The Vice Chancellor Prof. Bartholomew Okolo, was reported to have traveled overseas and could not be reached for his comments. But the PRO said the university authority is addressing the workers’ demands and expressed optimism that the action would be suspended this week.
Meanwhile, the National Association of Nigerian Students (NANS), South-West Zone D, has sought the intervention of President Goodluck Jonathan on the lingering crisis. Addressing newsmen at the Social Justice Centre, Falana Chambers, Ikeja, NANS South-West executives, led by the Co-ordinator, Eniola Opeyemi, lamented the harvest of strike in the tertiary institutions in the country.
While counting the loss from the exercise, Eniola said acts of hooliganism and crime have risen considerably in the society due to the frustration of the academic ambition of these young scholars. He called for an immediate resolution of the crisis, so that the future of young Nigerians would not be truncated.
In a similar development, Rivers State Governor, Chibuike Amaechi at the weekend slammed the striking ASUU and Rivers State University of Science and Technology (RSUST) describing them as a greedy lot. The governor stated this in Abuja, while receiving a letter from National Universities Commission (NUC) in recognition for the establishment of Rivers State University of Education, Rumuolumeni.
Amaechi chided the striking lecturers for their non-contentment with state government’s salary scale which was far above that offered by other states. The governor who was represented by his deputy, Telle Ikuru said that the strike action was unwarranted and uncalled for.
He told the striking university lecturers to either reconsider the state government’s offer or consider federal government offer and go back to classroom.
“Its simple greed that has kept us where we are till now on the issue of the protracted strike. We have told them to stay with us, so that from time to time we all negotiate and reach compromise over the issue of their increment or that they should simply tell us they want to migrate to the federal salary scale and then we pay them the federal salary scale the following day to end the disagreement for good.
We have told them that if they want to be paid like a federal university lecturer we are prepared to start payment the following day but they cannot eat their cake and at the same time have it. So, it is either they stick with us as a state then from time to time we negotiate or on the other hand they migrate to the federal but we are hoping that in the shortest possible time we would be able to negotiate and come up with a solution. The strike action is uncalled for and unnecessary”, he stated.
Amaechi who said that the present administration in its bid to find lasting solution to poverty problem in the state which the administration is tackling seriously through education disclosed that Rivers State was the first to take primary school responsibility out of local governments as well as offer free education which comprised books, uniforms and sandals for Primary 1 to SSS 3.
Earlier, the Executive Secretary of NUC, Professor Julius Okojie castigated the political process that necessitates the high turnover rate in the emergence of state governors in the country, saying the trend accounted for some factors crippling tertiary education system.

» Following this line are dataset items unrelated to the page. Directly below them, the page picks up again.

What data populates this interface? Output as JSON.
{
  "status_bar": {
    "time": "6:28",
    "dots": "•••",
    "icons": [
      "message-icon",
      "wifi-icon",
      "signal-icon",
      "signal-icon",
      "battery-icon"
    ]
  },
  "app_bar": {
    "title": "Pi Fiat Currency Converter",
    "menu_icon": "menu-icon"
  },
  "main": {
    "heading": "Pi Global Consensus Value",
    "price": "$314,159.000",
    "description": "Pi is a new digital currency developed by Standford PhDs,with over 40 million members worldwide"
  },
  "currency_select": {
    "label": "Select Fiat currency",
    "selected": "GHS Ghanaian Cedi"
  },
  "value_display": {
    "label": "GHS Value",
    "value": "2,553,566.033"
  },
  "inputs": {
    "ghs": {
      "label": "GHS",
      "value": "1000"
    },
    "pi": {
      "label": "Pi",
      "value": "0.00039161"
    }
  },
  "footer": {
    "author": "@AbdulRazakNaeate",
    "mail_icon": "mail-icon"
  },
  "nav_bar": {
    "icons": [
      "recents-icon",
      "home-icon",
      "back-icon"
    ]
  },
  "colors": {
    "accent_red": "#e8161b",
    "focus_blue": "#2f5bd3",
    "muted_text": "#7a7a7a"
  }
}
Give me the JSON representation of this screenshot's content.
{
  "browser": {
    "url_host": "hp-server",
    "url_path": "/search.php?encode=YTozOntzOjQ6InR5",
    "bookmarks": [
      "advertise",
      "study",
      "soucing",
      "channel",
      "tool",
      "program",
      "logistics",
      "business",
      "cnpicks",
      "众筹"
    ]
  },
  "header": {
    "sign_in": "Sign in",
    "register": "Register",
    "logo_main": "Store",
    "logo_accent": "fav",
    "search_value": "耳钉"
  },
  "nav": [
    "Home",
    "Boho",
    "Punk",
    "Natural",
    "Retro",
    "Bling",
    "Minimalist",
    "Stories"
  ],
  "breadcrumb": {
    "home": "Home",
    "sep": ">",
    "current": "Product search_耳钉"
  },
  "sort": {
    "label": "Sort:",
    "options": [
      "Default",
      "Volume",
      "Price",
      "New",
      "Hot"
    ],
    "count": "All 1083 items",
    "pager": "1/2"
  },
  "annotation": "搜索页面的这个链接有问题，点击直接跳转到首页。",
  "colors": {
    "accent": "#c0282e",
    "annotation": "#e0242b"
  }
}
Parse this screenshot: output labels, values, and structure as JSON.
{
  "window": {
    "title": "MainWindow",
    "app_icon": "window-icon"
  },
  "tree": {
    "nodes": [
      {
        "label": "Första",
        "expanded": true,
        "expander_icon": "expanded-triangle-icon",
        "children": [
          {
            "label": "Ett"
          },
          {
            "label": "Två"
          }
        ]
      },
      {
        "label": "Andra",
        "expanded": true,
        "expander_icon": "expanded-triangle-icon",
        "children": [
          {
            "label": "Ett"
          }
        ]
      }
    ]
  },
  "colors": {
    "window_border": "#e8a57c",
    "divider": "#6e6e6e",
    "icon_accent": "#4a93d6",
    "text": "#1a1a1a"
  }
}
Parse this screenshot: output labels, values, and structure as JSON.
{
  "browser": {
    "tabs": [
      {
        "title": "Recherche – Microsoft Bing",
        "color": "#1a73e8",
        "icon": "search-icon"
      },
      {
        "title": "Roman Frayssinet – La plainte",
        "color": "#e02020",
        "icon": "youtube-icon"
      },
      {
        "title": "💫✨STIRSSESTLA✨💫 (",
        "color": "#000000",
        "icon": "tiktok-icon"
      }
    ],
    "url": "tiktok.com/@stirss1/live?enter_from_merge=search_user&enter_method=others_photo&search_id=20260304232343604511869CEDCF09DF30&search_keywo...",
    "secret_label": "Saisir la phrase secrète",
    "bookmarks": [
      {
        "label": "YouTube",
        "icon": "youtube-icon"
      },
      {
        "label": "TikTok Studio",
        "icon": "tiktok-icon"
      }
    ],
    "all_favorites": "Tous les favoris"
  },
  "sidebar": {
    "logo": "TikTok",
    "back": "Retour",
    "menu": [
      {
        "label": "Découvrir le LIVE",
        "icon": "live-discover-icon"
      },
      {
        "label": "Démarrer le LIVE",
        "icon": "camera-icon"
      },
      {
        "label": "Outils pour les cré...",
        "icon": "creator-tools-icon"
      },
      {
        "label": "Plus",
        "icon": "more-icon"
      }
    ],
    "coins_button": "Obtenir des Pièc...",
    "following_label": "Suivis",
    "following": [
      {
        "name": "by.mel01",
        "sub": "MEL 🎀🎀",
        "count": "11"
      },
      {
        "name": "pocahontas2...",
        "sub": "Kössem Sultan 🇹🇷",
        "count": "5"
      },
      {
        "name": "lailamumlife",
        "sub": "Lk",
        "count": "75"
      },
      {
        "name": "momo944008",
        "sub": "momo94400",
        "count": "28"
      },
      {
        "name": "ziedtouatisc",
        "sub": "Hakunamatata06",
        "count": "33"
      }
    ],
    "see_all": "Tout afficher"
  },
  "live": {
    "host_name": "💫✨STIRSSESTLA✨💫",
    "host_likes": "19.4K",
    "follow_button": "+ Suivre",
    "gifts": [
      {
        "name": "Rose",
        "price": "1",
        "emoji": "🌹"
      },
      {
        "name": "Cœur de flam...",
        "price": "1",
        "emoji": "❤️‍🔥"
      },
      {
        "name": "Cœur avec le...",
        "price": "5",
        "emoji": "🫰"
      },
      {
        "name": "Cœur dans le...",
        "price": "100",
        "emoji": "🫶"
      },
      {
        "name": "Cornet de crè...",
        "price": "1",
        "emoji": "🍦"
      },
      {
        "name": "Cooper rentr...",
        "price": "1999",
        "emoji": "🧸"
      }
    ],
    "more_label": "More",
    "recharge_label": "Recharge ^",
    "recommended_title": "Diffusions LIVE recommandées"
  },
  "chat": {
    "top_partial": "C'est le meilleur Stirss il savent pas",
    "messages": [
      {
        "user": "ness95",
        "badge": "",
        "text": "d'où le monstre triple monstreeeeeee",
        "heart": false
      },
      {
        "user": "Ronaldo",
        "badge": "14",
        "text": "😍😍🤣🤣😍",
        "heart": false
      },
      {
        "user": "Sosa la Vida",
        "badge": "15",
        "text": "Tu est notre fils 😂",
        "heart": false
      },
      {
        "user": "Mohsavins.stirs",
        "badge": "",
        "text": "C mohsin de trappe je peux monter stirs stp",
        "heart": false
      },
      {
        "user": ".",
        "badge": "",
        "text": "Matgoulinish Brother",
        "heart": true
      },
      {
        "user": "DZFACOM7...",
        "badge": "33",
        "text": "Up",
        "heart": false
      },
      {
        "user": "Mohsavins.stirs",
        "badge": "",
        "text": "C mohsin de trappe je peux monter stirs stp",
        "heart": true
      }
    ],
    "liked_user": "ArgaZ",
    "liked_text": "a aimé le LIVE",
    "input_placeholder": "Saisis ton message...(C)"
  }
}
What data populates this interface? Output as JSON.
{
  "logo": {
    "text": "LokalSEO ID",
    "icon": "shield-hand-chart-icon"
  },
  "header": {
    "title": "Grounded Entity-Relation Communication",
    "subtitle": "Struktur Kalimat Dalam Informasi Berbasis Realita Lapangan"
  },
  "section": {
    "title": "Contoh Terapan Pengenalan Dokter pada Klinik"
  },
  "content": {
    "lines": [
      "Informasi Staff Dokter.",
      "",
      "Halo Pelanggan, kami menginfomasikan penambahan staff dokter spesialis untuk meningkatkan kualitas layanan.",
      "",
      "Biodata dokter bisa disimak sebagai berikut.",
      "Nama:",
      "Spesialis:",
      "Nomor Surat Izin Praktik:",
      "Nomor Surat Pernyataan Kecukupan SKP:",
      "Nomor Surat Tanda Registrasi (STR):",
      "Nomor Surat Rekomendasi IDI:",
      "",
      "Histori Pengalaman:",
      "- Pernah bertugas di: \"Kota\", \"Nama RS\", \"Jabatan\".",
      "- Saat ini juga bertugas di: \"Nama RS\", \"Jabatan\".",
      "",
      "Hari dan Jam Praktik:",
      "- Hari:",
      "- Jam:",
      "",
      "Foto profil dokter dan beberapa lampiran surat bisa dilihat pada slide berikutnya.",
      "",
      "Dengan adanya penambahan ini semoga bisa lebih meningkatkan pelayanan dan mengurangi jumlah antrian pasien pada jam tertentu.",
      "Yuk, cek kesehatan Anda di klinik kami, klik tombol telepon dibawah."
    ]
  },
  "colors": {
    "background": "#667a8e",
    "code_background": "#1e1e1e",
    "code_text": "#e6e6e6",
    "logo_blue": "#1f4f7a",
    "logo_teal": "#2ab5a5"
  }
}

He noted that most of the governors were interested in establishing fresh universities as part of their achievement while in office only to abandon the existing ones.
“We usually have problems with state governors as it concerns university education because there is quick turn-over of governors in this country. When one governor comes into office, he starts mooting the idea of creation of a new university while he refuses to fund the old ones. These universities which are usually created in a hurry fall short of the requirements necessary for a good standing tertiary institution. These are some of the challenges we encounter apart from striving to create access in the system,” he said.